I just came across this great post by Helen Margetts on the LSE Impact Blog from a few months ago. It’s worth reading the post in full but what really caught my imagination were the five recommendations she makes at the end. I don’t think the methods training I received was bad but in retrospect I think it was hugely limited (and consequentially limiting). This needs to be addressed institutionally because otherwise conversations surrounding ‘big data’ are likely to become absurdly lopsided over time, as successive cohorts of data scientists are trained in a way that is relatively insulated from the traditional concerns of the social sciences. I think Helen’s third point is important as a matter of technical proficiency but perhaps even more crucial as a precondition for sustained interdisciplinary communication. So while my current strategy of gradually working through Code Academy might be useful for me, it’s not exactly a scaleable solution for the social sciences more broadly (though it does fit worryingly well with the privatisation of upskilling in order to ensure one’s own occupational viability in a changing labour market). These are Helen’s five recommendations:
- Accept that multi-disciplinary research teams are going to become the norm for social science research, extending beyond social science disciplines into the life sciences, mathematics, physics, and engineering. At Policy and Internet’s 2012 Big Data conference, thekeynote speaker Duncan Watts (physicist turned sociologist) called for a ‘dating agency’ for engineers and social scientists – with the former providing the technological expertise, and the latter identifying the important research questions. We need to make sure that forums exist where social scientists and technologists meet and discuss big data research at the earliest stages, so that research projects and programmes incorporate the core competencies of both.
- We need to provide the normative and ethical basis for policy decisions in the big data era. That means bringing in normative political theorists and philosophers of information into our research teams. The government has committed £65 million to big data research funding, but it seems likely that any successful research proposals will have a strong ethics component embedded in the research programme, rather than an ethics add on or afterthought.

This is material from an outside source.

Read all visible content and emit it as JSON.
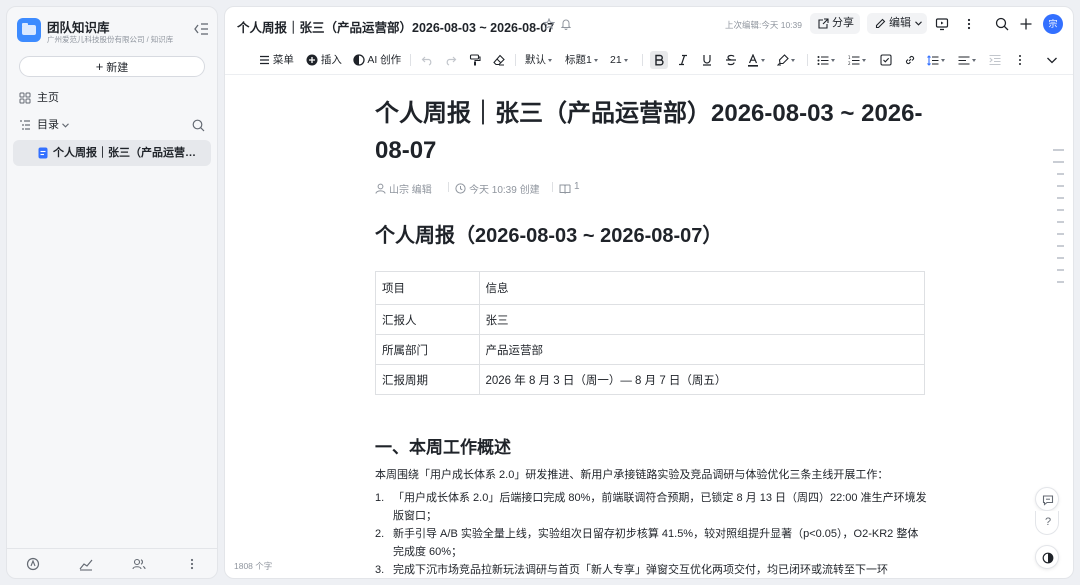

- Training in data science. Many leading US universities are now admitting undergraduates todata science courses, but lack social science input. Of the 20 US masters courses in big data analytics compiled by Information Week, nearly all came from computer science or informatics departments. Social science research training needs to incorporate coding and analysis skills of the kind these courses provide, but with a social science focus. If we as social scientists leave the training to computer scientists, we will find that the new cadre of data scientists tend to leave out social science concerns or questions.
- Bringing policy makers and academic researchers together to tackle the challenges that big data present. Last month the OII and Policy and Internet convened a workshop in Harvard on Responsible Research Agendas for Public Policy in the Big Data Era, which included various leading academic researchers in the government and big data field, and government officials from the Census Bureau, the Federal Reserve Board, the Bureau of Labor Statistics, and the Office of Management and Budget (OMB). The discussions revealed that there is continual procession of major events on big data in Washington DC (usually with a corporate or scientific research focus) to which US federal officials are invited, but also how few were really dedicated to tackling the distinctive issues that face government agencies such as those represented around the table.
- Taking forward theoretical development in social science, incorporating big data insights. I recently spoke at the Oxford Analytica Global Horizons conference, at a session on Big Data. One of the few policy-makers (in proportion to corporate representatives) in the audience asked the panel “where is the theory”? As social scientists, we need to respond to that question, and fast.